Politics Watch: Notes from Montana

BOZEMAN, Montana—My weekend with my pals at PERC, the Property and Environment Research Center, is almost over.  I managed to get in a quick afternoon hike through the smoke of nearby forest fires—the smoke may explain why this nearby iPhone photo is so washed out.  I also got to pick the brain of John Batchelor of the John Batchelor radio show for tips for the next time I sub for Bill Bennett.

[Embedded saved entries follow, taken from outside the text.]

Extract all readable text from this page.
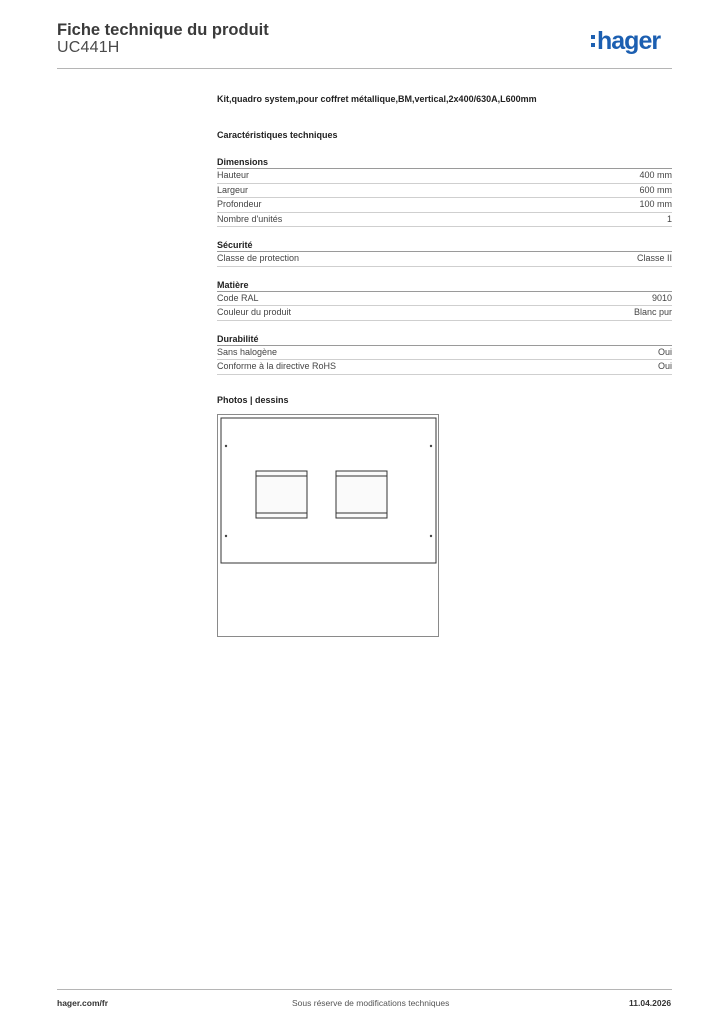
Fiche technique du produit
UC441H	hager
Kit,quadro system,pour coffret métallique,BM,vertical,2x400/630A,L600mm
Caractéristiques techniques
Dimensions
Hauteur	400 mm
Largeur	600 mm
Profondeur	100 mm
Nombre d'unités	1
Sécurité
Classe de protection	Classe II
Matière
Code RAL	9010
Couleur du produit	Blanc pur
Durabilité
Sans halogène	Oui
Conforme à la directive RoHS	Oui
Photos | dessins
hager.com/fr	Sous réserve de modifications techniques	11.04.2026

Getting radio tips from John Batchelor

And I managed to take in some TV spots for the Senate race, one of the Power Line Pick Six spotlight races featuring Denny Rehberg against incumbent Democrat Jon Tester.  At least I think Jon Tester is the incumbent Democrat.  From his TV spots, a person who doesn’t follow politics would have to conclude that Tester has switched parties and become a Republican.  His ads all tout his opposition to Obama on nearly every front.  He voted for the Keystone pipeline.  He voted for a balanced budget amendment (but how about just voting for a budget—any budget, eh?).  He’s for gun rights, tax cuts, and “all of the above” energy.  One thing he doesn’t say whether he’s for or against is another Senate with Harry Reid as majority leader.  Someone ought to ask him.  Rehberg’s ads might want to do this, too.

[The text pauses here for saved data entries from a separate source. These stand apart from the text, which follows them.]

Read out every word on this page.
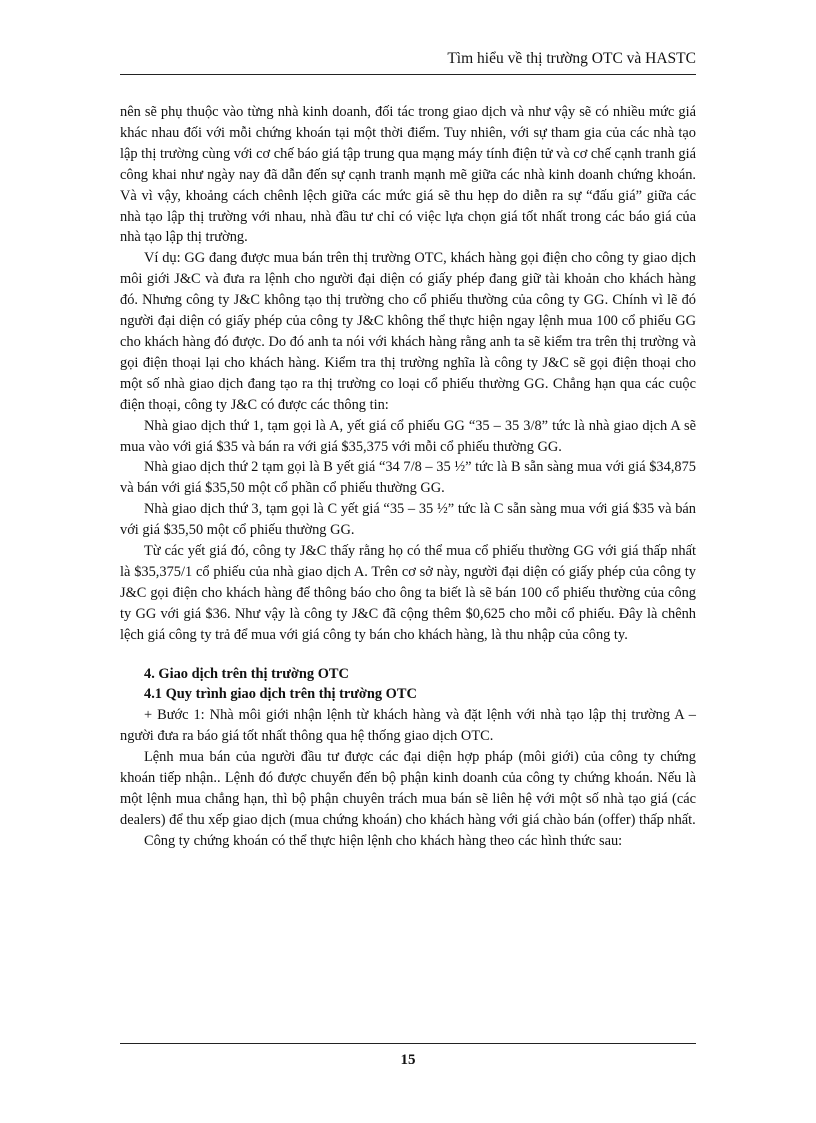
Tìm hiểu về thị trường OTC và HASTC

nên sẽ phụ thuộc vào từng nhà kinh doanh, đối tác trong giao dịch và như vậy sẽ có nhiều mức giá khác nhau đối với mỗi chứng khoán tại một thời điểm. Tuy nhiên, với sự tham gia của các nhà tạo lập thị trường cùng với cơ chế báo giá tập trung qua mạng máy tính điện tử và cơ chế cạnh tranh giá công khai như ngày nay đã dẫn đến sự cạnh tranh mạnh mẽ giữa các nhà kinh doanh chứng khoán. Và vì vậy, khoảng cách chênh lệch giữa các mức giá sẽ thu hẹp do diễn ra sự “đấu giá” giữa các nhà tạo lập thị trường với nhau, nhà đầu tư chỉ có việc lựa chọn giá tốt nhất trong các báo giá của nhà tạo lập thị trường.

Ví dụ: GG đang được mua bán trên thị trường OTC, khách hàng gọi điện cho công ty giao dịch môi giới J&C và đưa ra lệnh cho người đại diện có giấy phép đang giữ tài khoản cho khách hàng đó. Nhưng công ty J&C không tạo thị trường cho cổ phiếu thường của công ty GG. Chính vì lẽ đó người đại diện có giấy phép của công ty J&C không thể thực hiện ngay lệnh mua 100 cổ phiếu GG cho khách hàng đó được. Do đó anh ta nói với khách hàng rằng anh ta sẽ kiểm tra trên thị trường và gọi điện thoại lại cho khách hàng. Kiểm tra thị trường nghĩa là công ty J&C sẽ gọi điện thoại cho một số nhà giao dịch đang tạo ra thị trường co loại cổ phiếu thường GG. Chẳng hạn qua các cuộc điện thoại, công ty J&C có được các thông tin:

Nhà giao dịch thứ 1, tạm gọi là A, yết giá cổ phiếu GG “35 – 35 3/8” tức là nhà giao dịch A sẽ mua vào với giá $35 và bán ra với giá $35,375 với mỗi cổ phiếu thường GG.

Nhà giao dịch thứ 2 tạm gọi là B yết giá “34 7/8 – 35 ½” tức là B sẵn sàng mua với giá $34,875 và bán với giá $35,50 một cổ phần cổ phiếu thường GG.

Nhà giao dịch thứ 3, tạm gọi là C yết giá “35 – 35 ½” tức là C sẵn sàng mua với giá $35 và bán với giá $35,50 một cổ phiếu thường GG.

Từ các yết giá đó, công ty J&C thấy rằng họ có thể mua cổ phiếu thường GG với giá thấp nhất là $35,375/1 cổ phiếu của nhà giao dịch A. Trên cơ sở này, người đại diện có giấy phép của công ty J&C gọi điện cho khách hàng để thông báo cho ông ta biết là sẽ bán 100 cổ phiếu thường của công ty GG với giá $36. Như vậy là công ty J&C đã cộng thêm $0,625 cho mỗi cổ phiếu. Đây là chênh lệch giá công ty trả để mua với giá công ty bán cho khách hàng, là thu nhập của công ty.

4. Giao dịch trên thị trường OTC

4.1 Quy trình giao dịch trên thị trường OTC

+ Bước 1: Nhà môi giới nhận lệnh từ khách hàng và đặt lệnh với nhà tạo lập thị trường A – người đưa ra báo giá tốt nhất thông qua hệ thống giao dịch OTC.

Lệnh mua bán của người đầu tư được các đại diện hợp pháp (môi giới) của công ty chứng khoán tiếp nhận.. Lệnh đó được chuyển đến bộ phận kinh doanh của công ty chứng khoán. Nếu là một lệnh mua chẳng hạn, thì bộ phận chuyên trách mua bán sẽ liên hệ với một số nhà tạo giá (các dealers) để thu xếp giao dịch (mua chứng khoán) cho khách hàng với giá chào bán (offer) thấp nhất.

Công ty chứng khoán có thể thực hiện lệnh cho khách hàng theo các hình thức sau:

15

This is not a new tactic for liberals who depend on camouflage and the game laws to survive in mountain states like Montana.  Over at The New Republic online, our favorite thoughtful liberal, Bill Galston, reflects on the doldrums of the Romney campaign just now, noting that if Obama wins it may prove that the age of personality-based campaigns is finally and fully ascendant over real issues like the economy:

If [Obama] ends up winning, the skeptics—of whom I have been one—will have to acknowledge that the Obama team understands something important about twenty-first century politics that we don’t.  An Obama victory would suggest a more personalized, identity-based brand of politics can trump traditional economic metrics, even when times are tough.

But Galston also adds:

It would be a mistake, however, to conclude that the race is effectively over and that Obama can just run out the clock. At precisely this point of the 2004 election, George W. Bush led John Kerry by 5.7 points—49.0 to 43.3—but ended up winning by only 2.4 points, 50.7 to 48.3. Between September 13 and election day, support for Bush increased by only 1.7 points while Kerry’s support jumped by 5 points.